Si el adolescente no encuentra en su propia casa la posibilidad de expresar con libertad su agresividad o su inconformismo siendo esta contenida y devuelta con sentido, el adolescente al sentirse incomprendido, podría inhibir su agresividad o buscaría por la fuerza ser escuchado y se dirigiría al ambiente en actitud de reclamo presentando conductas que en vez de ayudarlo a crecer lo perjudicarían en su desarrollo a la adultez.

Así por ejemplo, la oposición absoluta frente a los padres, el abandono de la escuela, el consumo sistemático de drogas o el abandono del hogar serían intentos por evadir un conflicto real supliendo mediante la acción el logro de una tarea evolutiva.

En ese sentido Peter Bloss (1981) señala que resulta imprescindible la existencia de un conflicto generacional para la reestructuración adolescente. Asimismo, dicho autor plantea que sólo a través del conflicto se puede lograr la madurez. Sin embargo, en muchos casos el conflicto no es elaborado sino más bien reemplazado por una ruptura violenta de los vínculos parentales por parte de los jóvenes.

El soporte parental y ambiental se hace indispensable  entonces para que dentro de él se despliegue la libertad y la impulsividad del adolescente. Si este soporte falla el adolescente se ve condenado al control excesivo o al descontrol.

De este modo los padres deberán ser capaces de resistir intactos a la descarga agresiva de sus hijos y mantenerse firmes ante el desafío que estos le imponen. Winnicott (1968) propone que los padres deben sostener y tolerar las crisis, para ofrecer así las condiciones más favorables para el mejor desarrollo de la persona. Lo que necesitan los adolescentes es la presencia estable y coherente de los padres y el entorno, así como la confrontación honesta y clara por parte de ellos y no la comprensión benevolente, ni las acusaciones vengativas sino que los padres sostengan sus propios puntos de vista poniendo los límites necesarios.

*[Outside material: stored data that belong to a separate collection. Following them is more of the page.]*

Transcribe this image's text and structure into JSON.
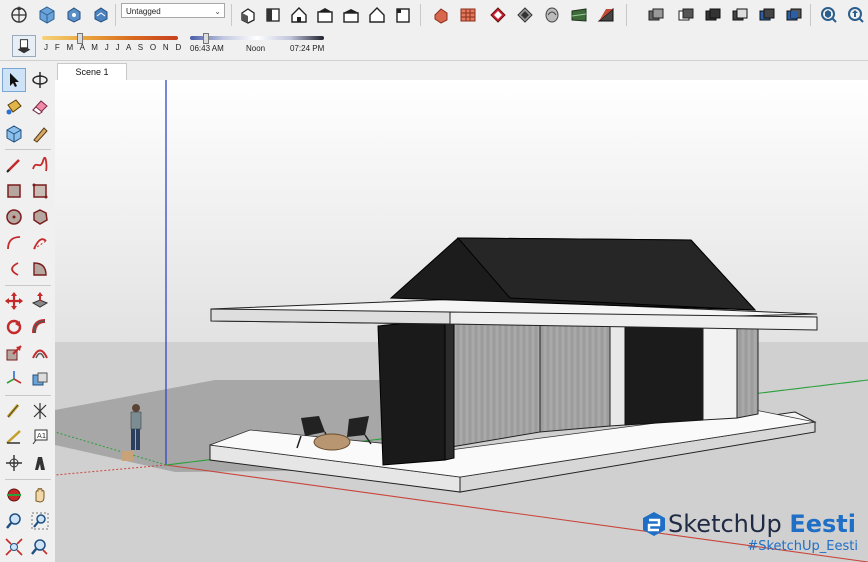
{
  "toolbar": {
    "tag_dropdown_value": "Untagged",
    "buttons_left": [
      "orbit-icon",
      "component-icon",
      "paint-bucket-icon",
      "house-style-icon"
    ],
    "buttons_views": [
      "iso-view-icon",
      "top-view-icon",
      "front-view-icon",
      "right-view-icon",
      "back-view-icon",
      "left-view-icon",
      "bottom-view-icon"
    ],
    "buttons_styles": [
      "xray-icon",
      "back-edges-icon",
      "wireframe-icon",
      "hidden-line-icon",
      "shaded-icon",
      "shaded-textures-icon",
      "monochrome-icon"
    ],
    "buttons_solid": [
      "outer-shell-icon",
      "intersect-icon",
      "union-icon",
      "subtract-icon",
      "trim-icon",
      "split-icon"
    ],
    "buttons_extension": [
      "warehouse-icon",
      "extension-warehouse-icon"
    ]
  },
  "shadows": {
    "months_label": "J F M A M J J A S O N D",
    "time_start": "06:43 AM",
    "time_mid": "Noon",
    "time_end": "07:24 PM"
  },
  "left_toolbar": {
    "tools": [
      "select-icon",
      "orbit-icon",
      "paint-bucket-icon",
      "eraser-icon",
      "component-icon",
      "tape-measure-icon",
      "pencil-icon",
      "freehand-icon",
      "rectangle-icon",
      "rotated-rectangle-icon",
      "circle-icon",
      "polygon-icon",
      "arc-icon",
      "two-point-arc-icon",
      "three-point-arc-icon",
      "pie-icon",
      "move-icon",
      "push-pull-icon",
      "rotate-icon",
      "follow-me-icon",
      "scale-icon",
      "offset-icon",
      "axes-icon",
      "section-icon",
      "tape-icon",
      "text-icon",
      "protractor-icon",
      "3d-text-icon",
      "position-camera-icon",
      "walk-icon",
      "orbit-tool-icon",
      "pan-icon",
      "zoom-icon",
      "zoom-window-icon",
      "zoom-extents-icon",
      "search-icon"
    ]
  },
  "scene": {
    "tab_label": "Scene 1"
  },
  "branding": {
    "name_part1": "SketchUp",
    "name_part2": "Eesti",
    "hashtag": "#SketchUp_Eesti",
    "color": "#1f6fc6"
  }
}
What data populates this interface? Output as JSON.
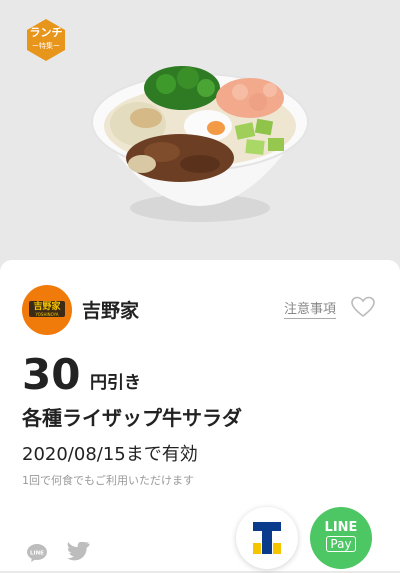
{
  "badge": {
    "label": "ランチ",
    "sub": "ー特集ー"
  },
  "card": {
    "logo_text": "吉野家",
    "logo_sub": "YOSHINOYA",
    "brand": "吉野家",
    "notice_link": "注意事項",
    "price_number": "30",
    "price_unit": "円引き",
    "item_name": "各種ライザップ牛サラダ",
    "validity": "2020/08/15まで有効",
    "usage_note": "1回で何食でもご利用いただけます"
  },
  "share": {
    "line_label": "LINE"
  },
  "payments": {
    "tpoint_label": "T",
    "linepay_line1": "LINE",
    "linepay_line2": "Pay"
  },
  "colors": {
    "badge": "#e8951c",
    "logo_orange": "#f07a0a",
    "linepay_green": "#4cc764",
    "tpoint_blue": "#0a3a8c",
    "tpoint_yellow": "#f6c400"
  }
}
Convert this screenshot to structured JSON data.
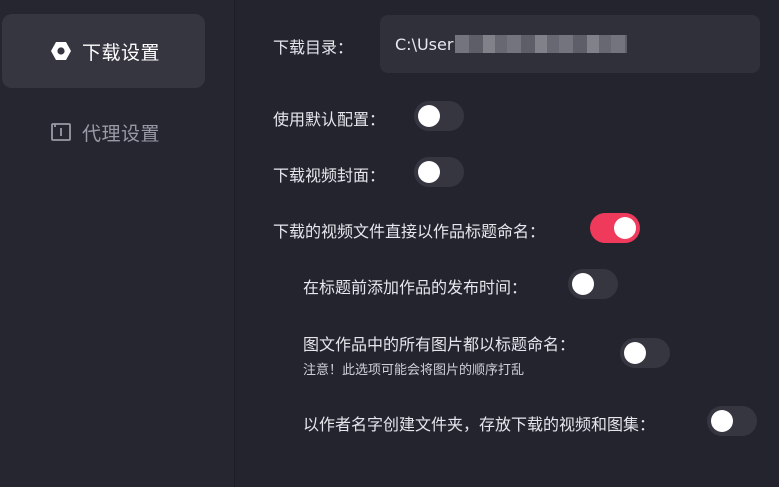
{
  "sidebar": {
    "items": [
      {
        "label": "下载设置",
        "icon": "hexagon-icon",
        "active": true
      },
      {
        "label": "代理设置",
        "icon": "info-box-icon",
        "active": false
      }
    ]
  },
  "settings": {
    "download_dir_label": "下载目录：",
    "download_dir_value": "C:\\User",
    "use_default_label": "使用默认配置：",
    "use_default_on": false,
    "download_cover_label": "下载视频封面：",
    "download_cover_on": false,
    "name_by_title_label": "下载的视频文件直接以作品标题命名：",
    "name_by_title_on": true,
    "add_publish_time_label": "在标题前添加作品的发布时间：",
    "add_publish_time_on": false,
    "images_by_title_label": "图文作品中的所有图片都以标题命名：",
    "images_by_title_note": "注意！此选项可能会将图片的顺序打乱",
    "images_by_title_on": false,
    "author_folder_label": "以作者名字创建文件夹，存放下载的视频和图集：",
    "author_folder_on": false
  },
  "colors": {
    "accent": "#f03a5c",
    "background": "#24242e",
    "toggle_off": "#363641"
  }
}
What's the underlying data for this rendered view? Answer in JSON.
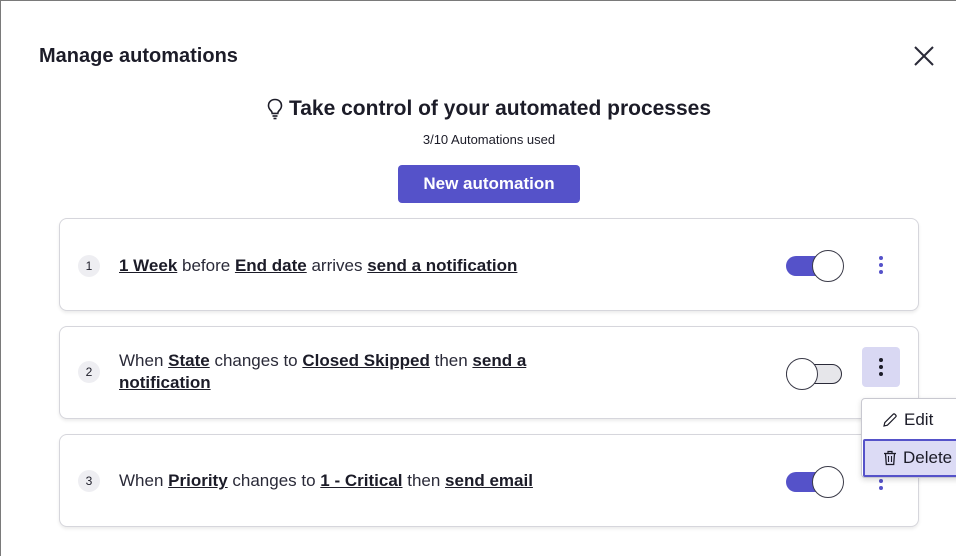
{
  "dialog": {
    "title": "Manage automations",
    "close_icon": "close-icon"
  },
  "hero": {
    "icon": "lightbulb-icon",
    "title": "Take control of your automated processes",
    "usage": "3/10 Automations used",
    "new_button": "New automation"
  },
  "automations": [
    {
      "index": "1",
      "parts": [
        "1 Week",
        " before ",
        "End date",
        " arrives ",
        "send a notification"
      ],
      "enabled": true
    },
    {
      "index": "2",
      "parts": [
        "When ",
        "State",
        " changes to ",
        "Closed Skipped",
        " then ",
        "send a",
        "notification"
      ],
      "enabled": false
    },
    {
      "index": "3",
      "parts": [
        "When ",
        "Priority",
        " changes to ",
        "1 - Critical",
        " then ",
        "send email"
      ],
      "enabled": true
    }
  ],
  "context_menu": {
    "edit_label": "Edit",
    "edit_icon": "pencil-icon",
    "delete_label": "Delete",
    "delete_icon": "trash-icon"
  },
  "colors": {
    "accent": "#5552c9",
    "accent_light": "#dcdbf5"
  }
}
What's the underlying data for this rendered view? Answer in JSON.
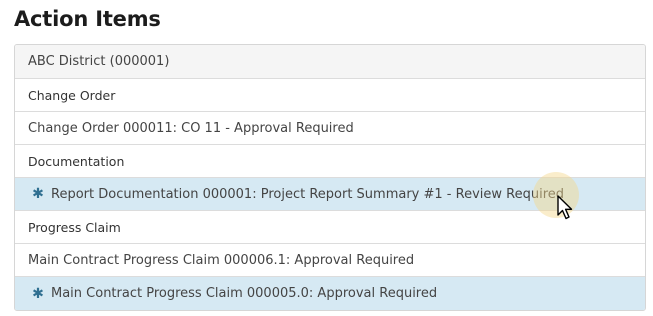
{
  "title": "Action Items",
  "panel": {
    "header": "ABC District (000001)",
    "groups": [
      {
        "category": "Change Order",
        "items": [
          {
            "label": "Change Order 000011: CO 11 - Approval Required",
            "unread": false
          }
        ]
      },
      {
        "category": "Documentation",
        "items": [
          {
            "label": "Report Documentation 000001: Project Report Summary #1 - Review Required",
            "unread": true
          }
        ]
      },
      {
        "category": "Progress Claim",
        "items": [
          {
            "label": "Main Contract Progress Claim 000006.1: Approval Required",
            "unread": false
          },
          {
            "label": "Main Contract Progress Claim 000005.0: Approval Required",
            "unread": true
          }
        ]
      }
    ]
  },
  "icons": {
    "unread_marker": "asterisk-icon",
    "cursor": "mouse-pointer-icon"
  },
  "colors": {
    "unread_bg": "#d6e9f3",
    "header_bg": "#f5f5f5",
    "marker": "#2f6f91"
  }
}
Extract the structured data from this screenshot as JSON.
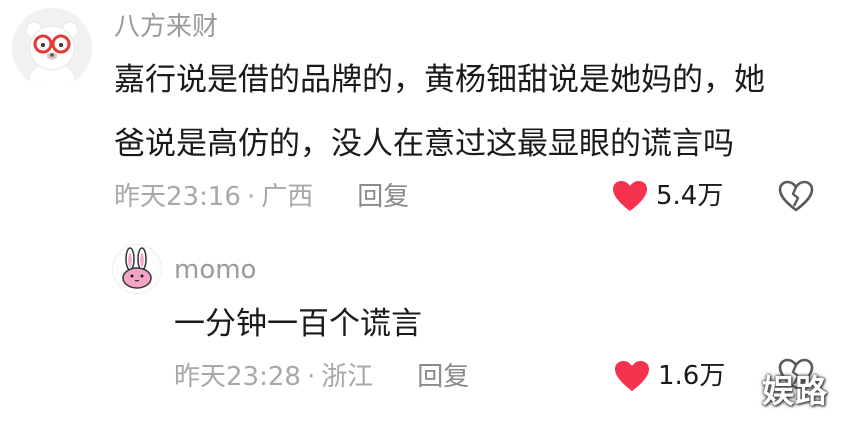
{
  "comment": {
    "username": "八方来财",
    "text_line1": "嘉行说是借的品牌的，黄杨钿甜说是她妈的，她",
    "text_line2": "爸说是高仿的，没人在意过这最显眼的谎言吗",
    "time": "昨天23:16",
    "separator": "·",
    "location": "广西",
    "reply_label": "回复",
    "like_count": "5.4万",
    "avatar_icon": "red-glasses-bear-avatar",
    "like_color": "#f6324f"
  },
  "reply": {
    "username": "momo",
    "text": "一分钟一百个谎言",
    "time": "昨天23:28",
    "separator": "·",
    "location": "浙江",
    "reply_label": "回复",
    "like_count": "1.6万",
    "avatar_icon": "pink-rabbit-avatar",
    "like_color": "#f6324f"
  },
  "watermark": "娱路",
  "icons": {
    "like": "heart-icon",
    "dislike": "broken-heart-icon"
  }
}
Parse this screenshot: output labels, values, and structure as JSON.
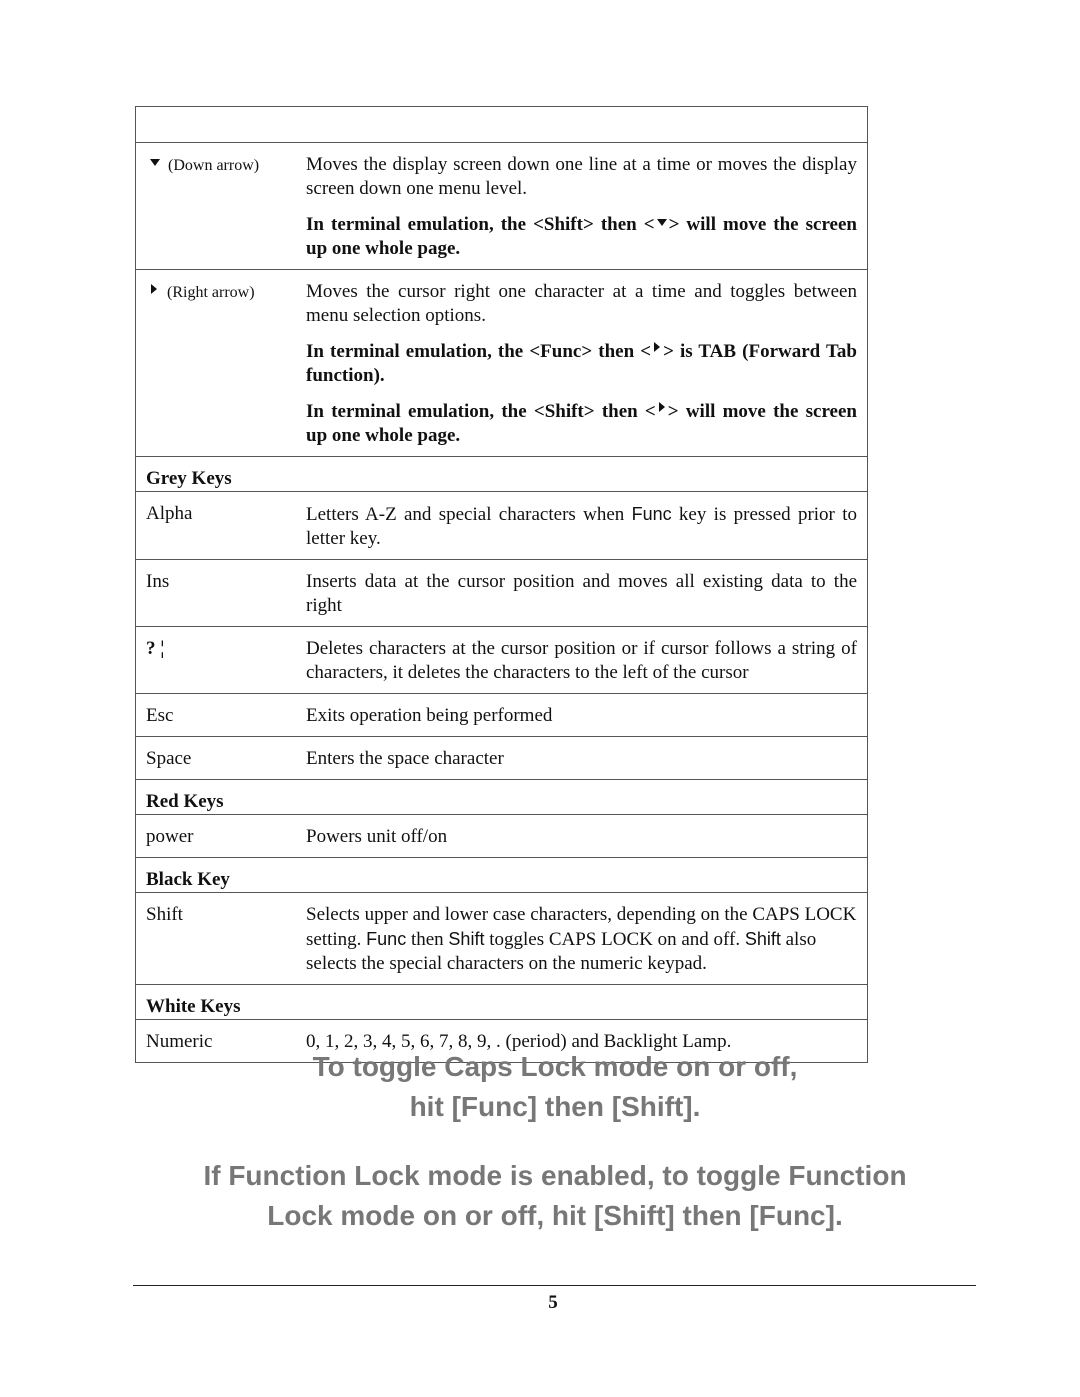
{
  "table": {
    "arrow_rows": [
      {
        "key_icon": "down-arrow-icon",
        "key_label": "(Down arrow)",
        "description": "Moves the display screen down one line at a time or moves the display screen down one menu level.",
        "notes": [
          {
            "before": "In terminal emulation, the <Shift> then <",
            "icon": "down-arrow-icon",
            "after": "> will move the screen up one whole page."
          }
        ]
      },
      {
        "key_icon": "right-arrow-icon",
        "key_label": "(Right arrow)",
        "description": "Moves the cursor right one character at a time and toggles between menu selection options.",
        "notes": [
          {
            "before": "In terminal emulation, the <Func> then <",
            "icon": "right-arrow-icon",
            "after": "> is TAB (Forward Tab function)."
          },
          {
            "before": "In terminal emulation, the <Shift> then <",
            "icon": "right-arrow-icon",
            "after": "> will move the screen up one whole page."
          }
        ]
      }
    ],
    "grey_keys": {
      "heading": "Grey Keys",
      "rows": [
        {
          "key": "Alpha",
          "desc_parts": [
            "Letters A-Z and special characters when ",
            "Func",
            " key is pressed prior to letter key."
          ]
        },
        {
          "key": "Ins",
          "description": "Inserts data at the cursor position and moves all existing data to the right"
        },
        {
          "key": "? ¦",
          "description": "Deletes characters at the cursor position or if cursor follows a string of characters, it deletes the characters to the left of the cursor"
        },
        {
          "key": "Esc",
          "description": "Exits operation being performed"
        },
        {
          "key": "Space",
          "description": "Enters the space character"
        }
      ]
    },
    "red_keys": {
      "heading": "Red Keys",
      "rows": [
        {
          "key": "power",
          "description": "Powers unit off/on"
        }
      ]
    },
    "black_key": {
      "heading": "Black Key",
      "rows": [
        {
          "key": "Shift",
          "desc_parts": [
            "Selects upper and lower case characters, depending on the CAPS LOCK setting. ",
            "Func",
            " then ",
            "Shift",
            " toggles CAPS LOCK on and off. ",
            "Shift",
            " also selects the special characters on the numeric keypad."
          ]
        }
      ]
    },
    "white_keys": {
      "heading": "White Keys",
      "rows": [
        {
          "key": "Numeric",
          "description": "0, 1, 2, 3, 4, 5, 6, 7, 8, 9, . (period) and Backlight Lamp."
        }
      ]
    }
  },
  "notices": {
    "caps_lock": [
      "To toggle Caps Lock mode on or off,",
      "hit [Func] then [Shift]."
    ],
    "function_lock": [
      "If Function Lock mode is enabled, to toggle Function",
      "Lock mode on or off, hit [Shift] then [Func]."
    ]
  },
  "footer": {
    "page_number": "5"
  },
  "colors": {
    "notice_text": "#777777",
    "rule": "#555555"
  }
}
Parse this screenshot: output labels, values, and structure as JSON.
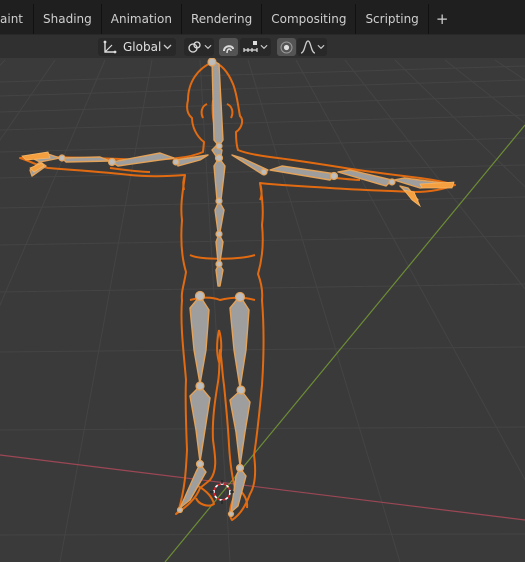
{
  "workspace_tabs": [
    "aint",
    "Shading",
    "Animation",
    "Rendering",
    "Compositing",
    "Scripting",
    "+"
  ],
  "header": {
    "orientation_icon": "transform-orientation-icon",
    "orientation_value": "Global",
    "pivot_icon": "pivot-point-icon",
    "snap_icon": "snap-icon",
    "snap_increment_icon": "snap-increment-icon",
    "proportional_icon": "proportional-editing-icon",
    "falloff_icon": "falloff-curve-icon"
  },
  "colors": {
    "viewport_bg": "#3a3a3a",
    "grid_line": "#444444",
    "x_axis": "#9c4755",
    "y_axis": "#6d8c35",
    "mesh_outline": "#e26b11",
    "bone_fill": "#9e9e9e",
    "bone_outline": "#e2a25a",
    "selected_highlight": "#f5a040"
  }
}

El adolescente quedaría impotente y desarmado si los padres abdicasen de su rol adulto o se mostrasen inconsistentes. Como dice Abadi (1996) “El adolescente necesita de un rival digno con el cual competir, al cuál desafiar, en parte vencer y en parte valorar e identificarse”

Es importante pensar que este proceso podría ser aún más difícil si la pareja de los padres, no tuviera en cuenta que la adolescencia de su hijo cuestiona y remueve inconscientemente su propia adolescencia. Además estos padres tendrán que pasar por un trabajo de duelo ya que sus hijos empiezan a ver defectos que antes no veían en ellos, porque en la infancia los padres parecen perfectos.

Para concluir uno de los aspectos más difíciles del hecho de ser padres como dice Winnicott no es el dar sino el saber recibir de los hijos. Poder recibir de ellos sus reparaciones, sus modos personales de solucionar sus conflictos, sus ideas, sus puntos de vista, sus preferencia, sus muestras de cariño, en definitiva, su modo particular de ser.